(Host) Democratic leaders at the Statehouse are considering a proposal to raise the state income tax, as a way to avoid drastic cuts to next year’s budget.
But as VPR’s Bob Kinzel reports, the Douglas Administration is taking a dim view of the plan.
(Kinzel) In an unusual move, Senate Appropriations chairwoman Susan Bartlett came to the House Ways and Means committee to outline a series of budget cuts that she says will be needed if no new tax revenues are raised.
The cuts include: closing all interstate rest areas, eliminating the state’s drug subsidy program for the elderly, closing the state’s fish hatcheries, shutting down the Department of Motor Vehicles two days a week, suspending the Next Generation college scholarship program and closing the St. Johnsbury jail.
Bartlett says lawmakers have two options – raise some new tax revenue or accept these cuts:
(Bartlett) "We’ll do what you as a whole want us to do and if we decide we don’t want more revenues then understand these are the kinds of reductions that are going to happen."
The Ways and Means committee is looking at several plans to impose a half a percent surcharge on the income tax for a 3 year period. The proposals would not affect individuals with incomes below $32,000 or couples with incomes less than $53,000.

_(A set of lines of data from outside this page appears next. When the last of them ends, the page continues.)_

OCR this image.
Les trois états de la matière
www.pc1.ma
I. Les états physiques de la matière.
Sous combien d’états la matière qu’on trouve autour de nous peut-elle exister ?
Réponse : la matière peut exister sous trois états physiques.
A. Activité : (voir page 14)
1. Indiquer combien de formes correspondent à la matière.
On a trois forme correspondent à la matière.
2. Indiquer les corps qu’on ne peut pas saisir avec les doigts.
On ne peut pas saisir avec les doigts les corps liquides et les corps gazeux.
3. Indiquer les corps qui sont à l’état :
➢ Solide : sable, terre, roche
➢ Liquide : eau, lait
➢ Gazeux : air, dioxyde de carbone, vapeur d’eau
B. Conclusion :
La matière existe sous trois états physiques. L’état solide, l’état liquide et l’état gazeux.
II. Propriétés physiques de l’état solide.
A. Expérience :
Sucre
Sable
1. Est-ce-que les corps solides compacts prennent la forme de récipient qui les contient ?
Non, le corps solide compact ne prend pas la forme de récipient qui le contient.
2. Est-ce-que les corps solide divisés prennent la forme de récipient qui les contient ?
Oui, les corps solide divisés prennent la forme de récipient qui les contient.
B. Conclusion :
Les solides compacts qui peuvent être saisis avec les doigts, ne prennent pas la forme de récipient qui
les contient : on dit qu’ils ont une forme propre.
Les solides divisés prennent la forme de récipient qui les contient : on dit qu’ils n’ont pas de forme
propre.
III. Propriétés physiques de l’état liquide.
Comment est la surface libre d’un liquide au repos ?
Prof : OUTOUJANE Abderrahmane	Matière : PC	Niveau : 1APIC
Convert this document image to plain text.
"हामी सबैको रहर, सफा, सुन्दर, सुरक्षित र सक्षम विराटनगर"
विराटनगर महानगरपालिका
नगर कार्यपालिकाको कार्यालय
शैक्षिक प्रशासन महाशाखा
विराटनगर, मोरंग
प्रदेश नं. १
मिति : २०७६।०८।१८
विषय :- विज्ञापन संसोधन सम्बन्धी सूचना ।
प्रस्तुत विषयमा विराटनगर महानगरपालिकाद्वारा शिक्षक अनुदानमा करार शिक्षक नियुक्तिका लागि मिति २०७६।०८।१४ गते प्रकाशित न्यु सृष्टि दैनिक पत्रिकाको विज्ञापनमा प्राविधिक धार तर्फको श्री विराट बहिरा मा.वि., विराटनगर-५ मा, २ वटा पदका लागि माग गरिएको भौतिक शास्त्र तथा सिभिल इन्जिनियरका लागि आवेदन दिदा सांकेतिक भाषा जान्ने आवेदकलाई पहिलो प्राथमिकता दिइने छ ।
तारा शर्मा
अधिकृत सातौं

Calais Rep. Janet Ancel is the vice chairwoman of the committee. She says it makes sense to look at the income tax because it’s the state’s most progressive form of taxation:
(Ancel) "I think raising revenue is something that you do only when you really need to do it I think it’s a serious step, it’s not something that we take lightly… It’s clearly in front of us and I think we are doing the right thing by looking at the options, by going where the money is and by looking at the consequences seriously of what happens if we don’t do it."
Administration Secretary Neale Lunderville says lawmakers will be making the wrong decision if they choose the income tax surcharge instead of making budget cuts:
(Lunderville) "I don’t know if the list they put forward is the end all be all, but after two months of reviewing the budget the governor proposed I’m glad that they’re finally looking at some places to save money rather than just adding taxes to working families. This is exactly the discussion we need to have."
Douglas’s budget plan was balanced, in part, by shifting $55 million in General Fund expenses to the Education Fund. He financed this shift by freezing state spending on education.
Democrats said the plan would raise property taxes because local towns would have to shoulder a larger burden of school expenses.
The full House is expected to debate next year’s budget in the middle of next week.
For VPR News, I’m Bob Kinzel in Montpelier.